On Nov. 5 the Fridley School District will ask the community for permission to more than double its voter-approved operating levy.

The proposed change would increase taxes by $88 a year for a home valued at $150,000, according to the district.

The School Board voted unanimously Aug. 20 to add a levy referendum question to the Nov. 5 ballot. If successful, the referendum would revoke and replace the existing levy, renewed in 2015.

The district proposes a new levy of $497.43 per student, an increase of $310 per student, with inflationary increases each year for 10 years. In its first year, 2020, the new levy would provide $1.5 million for students in the district.

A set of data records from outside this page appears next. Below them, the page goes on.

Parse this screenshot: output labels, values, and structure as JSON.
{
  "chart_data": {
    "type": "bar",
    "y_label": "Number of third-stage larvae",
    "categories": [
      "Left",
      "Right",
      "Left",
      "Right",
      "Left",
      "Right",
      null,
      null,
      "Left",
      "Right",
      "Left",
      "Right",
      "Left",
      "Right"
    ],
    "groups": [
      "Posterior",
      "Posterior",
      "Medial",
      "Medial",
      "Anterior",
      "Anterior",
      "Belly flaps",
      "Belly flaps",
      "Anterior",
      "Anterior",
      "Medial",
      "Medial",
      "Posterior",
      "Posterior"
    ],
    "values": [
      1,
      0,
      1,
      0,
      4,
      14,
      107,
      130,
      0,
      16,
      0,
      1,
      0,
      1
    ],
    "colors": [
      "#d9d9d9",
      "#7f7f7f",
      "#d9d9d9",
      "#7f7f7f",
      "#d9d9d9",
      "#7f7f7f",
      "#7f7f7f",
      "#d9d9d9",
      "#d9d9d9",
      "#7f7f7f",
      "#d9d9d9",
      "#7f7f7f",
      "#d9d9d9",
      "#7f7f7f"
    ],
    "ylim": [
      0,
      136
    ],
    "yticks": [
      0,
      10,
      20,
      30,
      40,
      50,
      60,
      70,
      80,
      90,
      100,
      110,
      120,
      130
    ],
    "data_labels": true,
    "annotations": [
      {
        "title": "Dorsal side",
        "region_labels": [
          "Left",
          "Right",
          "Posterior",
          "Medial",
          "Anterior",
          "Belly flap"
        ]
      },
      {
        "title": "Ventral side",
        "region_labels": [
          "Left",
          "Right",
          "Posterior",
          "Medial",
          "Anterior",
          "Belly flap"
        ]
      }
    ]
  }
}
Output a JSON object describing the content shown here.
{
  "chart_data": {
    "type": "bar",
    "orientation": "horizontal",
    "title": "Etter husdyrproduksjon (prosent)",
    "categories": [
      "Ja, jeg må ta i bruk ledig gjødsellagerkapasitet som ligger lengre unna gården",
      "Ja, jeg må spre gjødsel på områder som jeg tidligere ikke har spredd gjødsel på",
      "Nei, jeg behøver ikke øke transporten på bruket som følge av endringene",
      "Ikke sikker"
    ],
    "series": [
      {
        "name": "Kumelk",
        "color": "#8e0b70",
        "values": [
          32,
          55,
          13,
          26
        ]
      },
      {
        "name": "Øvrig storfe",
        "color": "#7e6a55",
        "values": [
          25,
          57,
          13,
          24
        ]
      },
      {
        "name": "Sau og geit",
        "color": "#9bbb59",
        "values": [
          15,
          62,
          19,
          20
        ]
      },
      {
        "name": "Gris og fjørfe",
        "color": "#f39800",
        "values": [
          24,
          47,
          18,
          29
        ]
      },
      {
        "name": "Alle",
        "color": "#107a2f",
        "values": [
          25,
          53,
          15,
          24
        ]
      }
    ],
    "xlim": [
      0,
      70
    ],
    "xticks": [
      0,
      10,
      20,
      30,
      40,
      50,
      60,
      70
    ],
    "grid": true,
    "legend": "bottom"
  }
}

If voters approve the referendum, the existing levy will be revoked, effective after taxes payable in 2019.

The current levy of $187.43 per pupil, which is set to expire in 2026 if not revoked, does not include inflationary increases, but it’s common for school districts to include such increases in referendum proposals, said Fridley Director of Finance and Operations Todd Tillung.

“We’re just following what other districts are currently doing in the metro and across the state,” Tillung told the School Board Aug. 20.

The current funding isn’t enough to fund the district’s needs, such as staffing, class sizes, student programming, student activities and student support, Tillung told the board.

“State funding has not kept up with inflation and costs to fully support staffing needs, academic programs, student support services and student activities,” Tillung said.

Fridley receives less annual revenue per student than school districts of similar sizes to Fridley, Tillung told the board.

The state average for school levy operating referendums and board-approved local optional revenue is $1,357 per student, and the metro average is $1,687, whereas Fridley gets $911.43 per student. These numbers don’t include state funding or aid.

The school district gets $724 in board-approved revenue per student, not including the $187.43 it receives from the levy renewed in 2015. If the new referendum passes in November, Tillung said Fridley’s new amount would total $1,221.43 per student, still below the state average for per-pupil funding.

A survey of the Fridley community showed that people with homes valued at $150,000 would pay a maximum of $88 a year in additional taxes for the operating levy, which is why the district landed on a number that is still below the state average, according to Jael McLemore, the district’s communication and community relations director.

The School Board voted unanimously to put the question on the ballot.

The question will be: “Shall the school district’s existing referendum revenue authorization be revoked and the increase in the revenue proposed by the board of Independent School District No. 14 be approved?” Voters will choose “Yes” or “No.”

The district will offer the community opportunities to learn more about the proposed referendum before voting in November.

If voters reject the referendum request, the existing levy will remain in place.